Those five years had made a different man of Jack Clare—had brought him financial prosperity, success in his art, and contentment with life. He was now twenty-seven, clean-shaven, and with the build of an athlete; and his attractive, well-cut features had fulfilled the promise of youth. But for six wretched months, after that bitter night when Diane fled from him, he had suffered acutely. In vain his friends, none of whom could give him any clew to his betrayer, sought to comfort him; in vain he searched for trace of tidings of his wife, for her faithlessness had not utterly crushed his love, and the recollections of the first months of his marriage were very sweet to him. The chains with which the dancer of the Folies Bergere bound him had been strong; his hot youth had fallen victim to the charms of a face and figure that would have enslaved more experienced men.

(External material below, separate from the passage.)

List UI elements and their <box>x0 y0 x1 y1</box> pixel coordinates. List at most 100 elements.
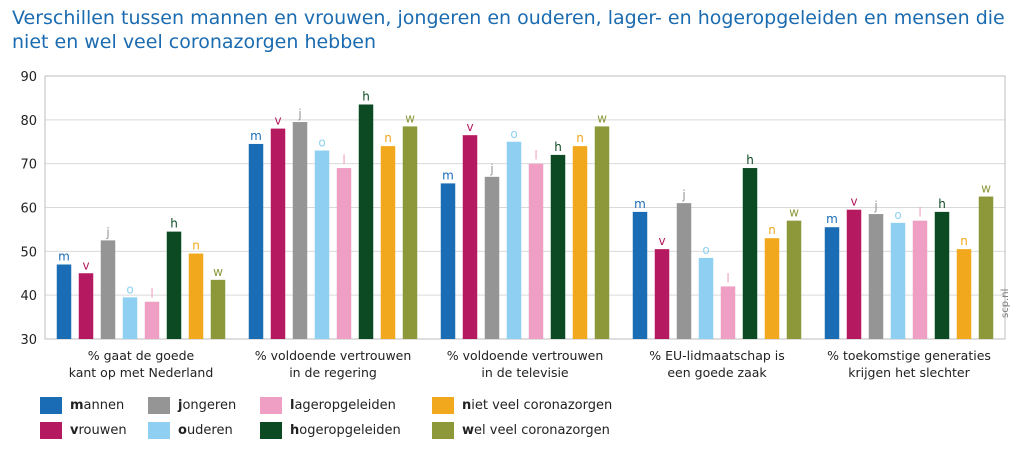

But the healing power of time works wonders, and in the spring of the succeeding year, when Paris burst into leaf and blossom, Jack began to take a fresh interest in life, and to realize with a feeling little short of satisfaction that Diane’s desertion was all for the best, and that he was well rid of a woman who must ultimately have dragged him down to her own level. The sale of his mother’s London residence, a narrow little house in Bayswater, put him in possession of a fairly large sum of money. He left Paris with his friend Jimmie Drexell, and the two spent a year in Italy, Holland and Algeria, doing pretty hard work in the way of sketching. Jack returned to Paris quite cured, and with a determination to win success in his calling. He saw Drexell off for his home in New York, and then he packed up his belongings—they had been under lock and key in a room of the house on the Boulevard St. Germain—and emigrated to London. His great sorrow was only an unpleasant memory to him now. He had friends in England, but no relations there or anywhere, so far as he knew. His father, an artist of unappreciated talent, had died twenty years before. It was after his death that Jack’s mother had come into some property from a distant relative.

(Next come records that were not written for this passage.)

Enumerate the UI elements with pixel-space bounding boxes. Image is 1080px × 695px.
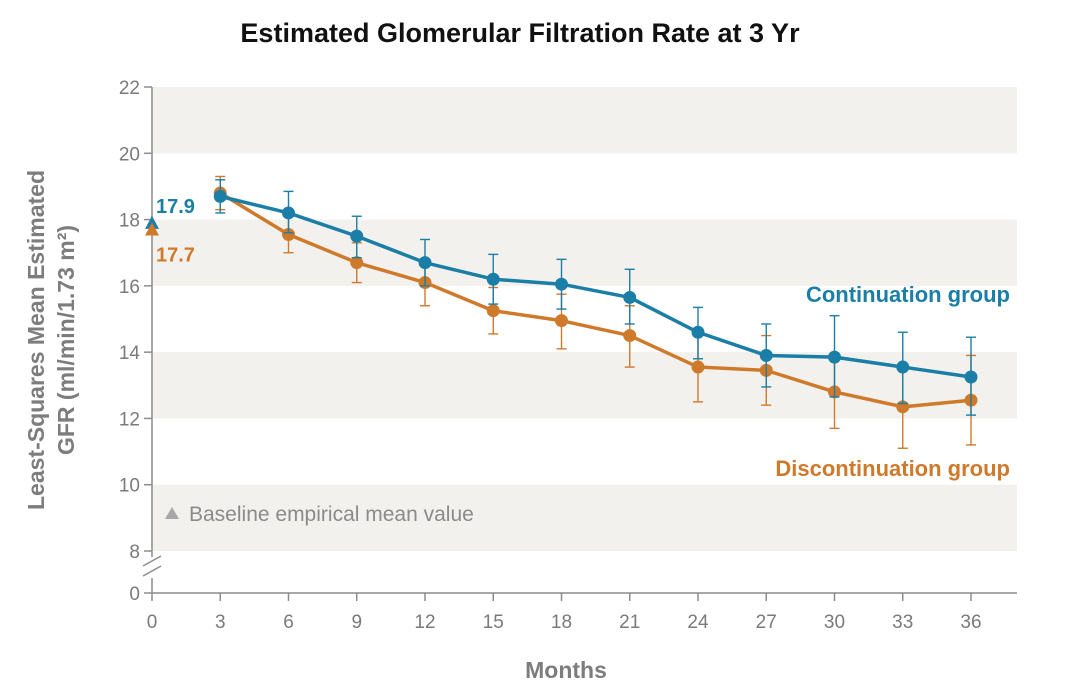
axis-break-mark [142,565,162,577]
data-point [964,370,978,384]
data-point [623,329,637,343]
x-tick-label: 24 [687,612,709,633]
x-axis-label: Months [525,657,607,683]
x-tick-label: 33 [892,612,913,633]
x-tick-label: 30 [824,612,845,633]
data-point [350,229,364,243]
x-tick-label: 18 [551,612,572,633]
data-point [555,277,568,291]
data-point [691,360,705,374]
y-tick-label: 16 [119,277,140,298]
y-axis-label-line-1: Least-Squares Mean Estimated [23,170,49,510]
y-tick-label: 10 [119,476,140,497]
chart-title: Estimated Glomerular Filtration Rate at … [240,18,800,48]
data-point [282,206,295,220]
series-line [219,194,972,379]
y-tick-label: 0 [129,584,140,605]
data-point [759,348,773,362]
y-tick-label: 20 [119,144,140,165]
y-tick-label: 12 [119,409,140,430]
series-continuation [213,179,978,416]
y-ticks: 0 8 10 12 14 16 18 20 22 [119,78,152,605]
y-tick-label: 8 [129,542,140,563]
baseline-note: Baseline empirical mean value [189,503,474,526]
baseline-value-label: 17.7 [156,245,195,267]
baseline-legend: Baseline empirical mean value [165,503,474,526]
grid-band [152,219,1017,286]
x-tick-label: 36 [960,612,981,633]
data-point [623,290,637,304]
x-tick-label: 3 [215,612,226,633]
baseline-markers: 17.9 17.7 [145,196,195,267]
data-point [350,256,364,270]
data-point [282,227,295,241]
data-point [691,325,705,339]
series-line [219,191,972,409]
x-tick-label: 0 [147,612,158,633]
axes [142,87,1017,594]
x-tick-label: 12 [414,612,435,633]
x-tick-label: 27 [756,612,777,633]
x-tick-label: 9 [351,612,362,633]
baseline-triangle [145,222,159,236]
data-point [555,314,568,328]
grid-band [152,87,1017,154]
baseline-value-label: 17.9 [156,196,195,218]
axis-break-mark [142,555,162,567]
y-axis-label: Least-Squares Mean Estimated GFR (ml/min… [23,170,79,510]
data-point [828,350,841,364]
triangle-icon [165,507,179,519]
y-tick-label: 14 [119,343,141,364]
x-tick-label: 15 [483,612,504,633]
series-layer [213,175,978,449]
y-axis-label-line-2: GFR (ml/min/1.73 m²) [53,225,79,455]
data-point [486,272,500,286]
series-label-continuation: Continuation group [806,282,1010,307]
x-tick-label: 6 [283,612,294,633]
grid-band [152,352,1017,419]
series-label-discontinuation: Discontinuation group [775,456,1010,481]
grid-band [152,484,1017,551]
data-point [213,189,227,203]
x-ticks: 0 3 6 9 12 15 18 21 24 27 30 33 36 [147,593,982,633]
y-tick-label: 22 [119,78,140,99]
data-point [896,360,910,374]
grid-bands [152,87,1017,551]
data-point [418,256,432,270]
y-tick-label: 18 [119,211,140,232]
x-tick-label: 21 [619,612,640,633]
data-point [486,304,500,318]
baseline-triangle [145,215,159,229]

Taking his middle name of Vernon, Jack settled in Fitzroy Square. A couple of hundred pounds constituted his worldly wealth. His ambition was to be a great painter, but he had other tastes as well, and his talent lay in more than one channel. Within a year, by dint of hard work, he obtained more than a foothold. He had sold a couple of pictures to dealers; his black-and-white drawings were in demand with a couple of good magazines, and a clever poster, bearing his name, and advertising a popular whisky was displayed all over London. Then, picking up a French paper in the Monico one morning, he experienced a shock. The body of a woman had been found in the Seine and taken to the Morgue, where several persons unhesitatingly identified her as Diane Merode, the one-time fascinating dancer of the Folies Bergere.